Though a potentially terrifying prospect in the world of aviation, in the world of digital marketing it makes sense. We can never know for certain what will work until we try it, and as Julie pointed out, if a Facebook Ad wasn’t working she could simply just turn it off. Building the plane as you are flying it allows us to test ideas, learn what is working, and adapt or discard what is not.

Legacies

Karen Wyatt, Business Development

Legacy acquisition is one of the strongest areas of growth in most charities, however it continues to be the most under-resourced. It is almost seen as a bit of an add-on and often charities don’t even have a dedicated team. A show of hands in the room backed this up, with most people there who worked on legacies also having other roles and responsibilities. 

The speakers from Cancer Research UK and Kew demonstrated that the main reason their programmes have been successful is down to collaboration within the charity, not operating in silos and seeing it as all part of the same supporter journey. 

Putting supporter engagement first - and making ideas happen

Mark Dibden, Senior Planner

Monday’s presentation from WaterAid’s Director of Fundraising and Marketing Marcus Missen was a good example of what people mean when they say "we need to move away from transactional fundraising".

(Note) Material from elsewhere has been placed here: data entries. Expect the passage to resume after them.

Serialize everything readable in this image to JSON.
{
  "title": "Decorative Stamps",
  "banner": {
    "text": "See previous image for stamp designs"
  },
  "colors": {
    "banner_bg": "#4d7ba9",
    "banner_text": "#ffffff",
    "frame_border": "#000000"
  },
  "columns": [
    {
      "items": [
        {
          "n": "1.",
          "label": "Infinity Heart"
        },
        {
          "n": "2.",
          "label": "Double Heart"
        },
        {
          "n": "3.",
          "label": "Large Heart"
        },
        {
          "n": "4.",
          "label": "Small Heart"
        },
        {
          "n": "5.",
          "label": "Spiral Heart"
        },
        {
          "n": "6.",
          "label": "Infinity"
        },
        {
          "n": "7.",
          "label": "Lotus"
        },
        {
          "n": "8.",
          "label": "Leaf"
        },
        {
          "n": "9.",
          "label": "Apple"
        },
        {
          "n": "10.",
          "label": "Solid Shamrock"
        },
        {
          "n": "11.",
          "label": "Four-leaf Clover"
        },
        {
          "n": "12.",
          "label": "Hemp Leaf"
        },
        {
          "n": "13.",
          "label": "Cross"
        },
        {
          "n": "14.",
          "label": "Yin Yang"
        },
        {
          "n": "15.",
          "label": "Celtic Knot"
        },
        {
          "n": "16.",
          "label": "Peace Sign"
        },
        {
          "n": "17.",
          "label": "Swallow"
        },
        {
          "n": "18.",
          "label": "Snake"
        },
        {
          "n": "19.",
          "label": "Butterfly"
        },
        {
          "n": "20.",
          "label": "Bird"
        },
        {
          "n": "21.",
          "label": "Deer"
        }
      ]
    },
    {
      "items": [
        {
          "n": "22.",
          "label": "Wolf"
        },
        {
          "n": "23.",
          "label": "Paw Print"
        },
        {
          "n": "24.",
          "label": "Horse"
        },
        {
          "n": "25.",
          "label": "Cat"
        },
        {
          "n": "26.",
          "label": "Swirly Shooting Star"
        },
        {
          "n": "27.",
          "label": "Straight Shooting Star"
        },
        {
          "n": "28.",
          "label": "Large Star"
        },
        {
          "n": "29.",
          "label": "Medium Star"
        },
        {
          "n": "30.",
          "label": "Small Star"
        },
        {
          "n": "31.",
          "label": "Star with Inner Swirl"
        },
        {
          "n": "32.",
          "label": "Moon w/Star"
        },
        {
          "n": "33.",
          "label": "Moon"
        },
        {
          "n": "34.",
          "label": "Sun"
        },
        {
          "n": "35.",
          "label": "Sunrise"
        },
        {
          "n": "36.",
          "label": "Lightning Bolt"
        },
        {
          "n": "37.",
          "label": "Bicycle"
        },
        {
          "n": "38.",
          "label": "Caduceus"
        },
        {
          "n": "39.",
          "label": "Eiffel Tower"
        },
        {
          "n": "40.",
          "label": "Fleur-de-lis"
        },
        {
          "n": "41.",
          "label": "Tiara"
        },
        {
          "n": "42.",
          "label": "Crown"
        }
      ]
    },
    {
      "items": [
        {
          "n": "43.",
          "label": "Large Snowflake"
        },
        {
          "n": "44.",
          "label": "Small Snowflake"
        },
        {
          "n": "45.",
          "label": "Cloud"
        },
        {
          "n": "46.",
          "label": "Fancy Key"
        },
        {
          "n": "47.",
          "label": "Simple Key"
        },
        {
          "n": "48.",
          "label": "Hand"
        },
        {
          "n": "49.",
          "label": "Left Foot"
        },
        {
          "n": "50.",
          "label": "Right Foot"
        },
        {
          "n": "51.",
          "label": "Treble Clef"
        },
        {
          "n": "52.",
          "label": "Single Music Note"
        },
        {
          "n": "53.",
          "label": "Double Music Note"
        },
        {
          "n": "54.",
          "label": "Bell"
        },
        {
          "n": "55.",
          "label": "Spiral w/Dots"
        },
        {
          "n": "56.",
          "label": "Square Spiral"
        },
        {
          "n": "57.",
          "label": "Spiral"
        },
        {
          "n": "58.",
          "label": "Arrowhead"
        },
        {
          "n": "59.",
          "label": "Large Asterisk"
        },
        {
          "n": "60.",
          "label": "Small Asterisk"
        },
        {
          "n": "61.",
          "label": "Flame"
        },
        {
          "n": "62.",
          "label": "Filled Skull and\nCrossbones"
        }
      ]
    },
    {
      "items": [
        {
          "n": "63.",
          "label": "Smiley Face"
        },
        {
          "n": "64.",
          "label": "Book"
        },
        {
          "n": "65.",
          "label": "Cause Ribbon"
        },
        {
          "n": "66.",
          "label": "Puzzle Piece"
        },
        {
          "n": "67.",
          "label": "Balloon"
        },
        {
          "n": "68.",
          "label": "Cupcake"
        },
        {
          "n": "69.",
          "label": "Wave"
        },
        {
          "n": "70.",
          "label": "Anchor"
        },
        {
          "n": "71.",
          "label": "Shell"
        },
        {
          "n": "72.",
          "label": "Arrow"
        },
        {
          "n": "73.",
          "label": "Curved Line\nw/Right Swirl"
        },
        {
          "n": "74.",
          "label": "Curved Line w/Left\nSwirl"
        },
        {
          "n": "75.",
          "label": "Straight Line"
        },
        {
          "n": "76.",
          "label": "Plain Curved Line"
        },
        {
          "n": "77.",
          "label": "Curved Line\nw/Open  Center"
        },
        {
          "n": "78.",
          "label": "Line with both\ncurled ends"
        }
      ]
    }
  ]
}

Missen shared how WaterAid have grown their income thanks to two big shifts:

1. Creating a more agile and innovative way of working internally

2. A new marketing strategy that focuses on engaging donors in a more relevant way and reduces the number of donation requests

Internally, they just went for it and created a culture of “if you’ve got an idea, make it happen”, and the result was that 75% of their comms now completely focus on demonstrating progress rather than asking for donations. 

They also talked about two recent campaigns that have performed well. To Be a Girl was their first integrated campaign, and it centred around supporters sharing their own childhood photos alongside their current photo as a way to make the issue more relevant. Their goal was to raise £1m within three months, but it went on to raise more than £2m – the most ever from a stand-alone WaterAid campaign at that point. 

Their #untapped campaign, which launched in 2017, was even more of a success, raising £8.9m (with half coming from UK Aid Match). It centred around telling the story of a community in Sierra Leone as clean water was brought to them. 

Conclusion:

It’s heartening to see that charities that they need to learn fast and adapt their methods to cope with the shifting landscape, which is an area we are currently addressing for clients such as the British Heart Foundation.

We also saw an increasing emphasis on more inclusive collaboration across departments. More and more charities are understanding the link between breaking down silos to work more efficiently, and their ability to engage donors in more relevant ways.

From the recent discussions at the Convention, it’s clear that charities should aim to be much braver when trying out new ideas. They don’t need to be perfect the first time, as long as they are continually testing, learning and adapting, looking at what works and what doesn’t, and acting on this data. 

Of course, this won’t mean overnight transformation for most charities. But it’s great to see that making small steps in the right direction can lead to significant success.